X

First-ever Web site is brought back to life

The first site on the then-new World Wide Web is back online, and we have researchers at CERN to thank.

Andrew Nusca Special to CNET News
Andrew Nusca is the editor of SmartPlanet and an associate editor at ZDNet. He has written for New York, Men's Vogue, Popular Mechanics, and Money. He is based in New York.
Andrew Nusca
2 min read
CERN

A quick history lesson for readers.

In 1989, British physicist Tim Berners-Lee invented what would be called the "World Wide Web." The first trials were held in December 1990 at the laboratories of CERN, the major research laboratory in Geneva that's better known today as the home of the Large Hadron Collider.

On April 30, 1993, CERN published a statement -- on the Web, no less! -- that made the technology behind the World Wide Web available on a royalty-free basis. (Specifically, this was the software required to run a Web server, a basic browser, and a library of code.)

And thus the modern public Web was born, at info.cern.ch.

The first Web site in the world was, understandably, dedicated to the World Wide Web project itself. (For Apple geeks reading this, it was hosted on Berners-Lee's NeXT computer.) The Web site described what the Web was and instructed how to access others' documents.

That original NeXT machine is still at CERN, but the world's first Web site is no longer online at its original address.

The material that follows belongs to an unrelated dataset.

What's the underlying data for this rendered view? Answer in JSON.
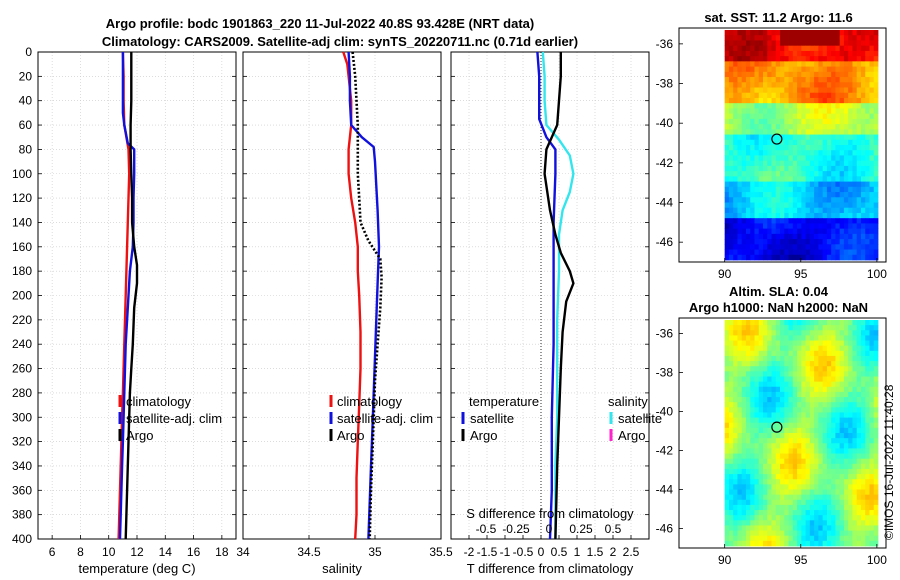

CERN seeks to change that. To mark the 20th anniversary of this birth of "the open Web," the researchers announced today that they are beginning a project to restore the first Web site and "preserve the digital assets that are associated with the birth of the Web."

Dan Noyes writes:

For many years, this URL has been dormant, inactive. It simply redirected to the web host root of http://info.cern.ch We just put the files back online, using the archive that is hosted on the W3C site. This is a 1992 copy of the first website. This may be the earliest copy that we can find, but we're going to keep looking for earlier ones.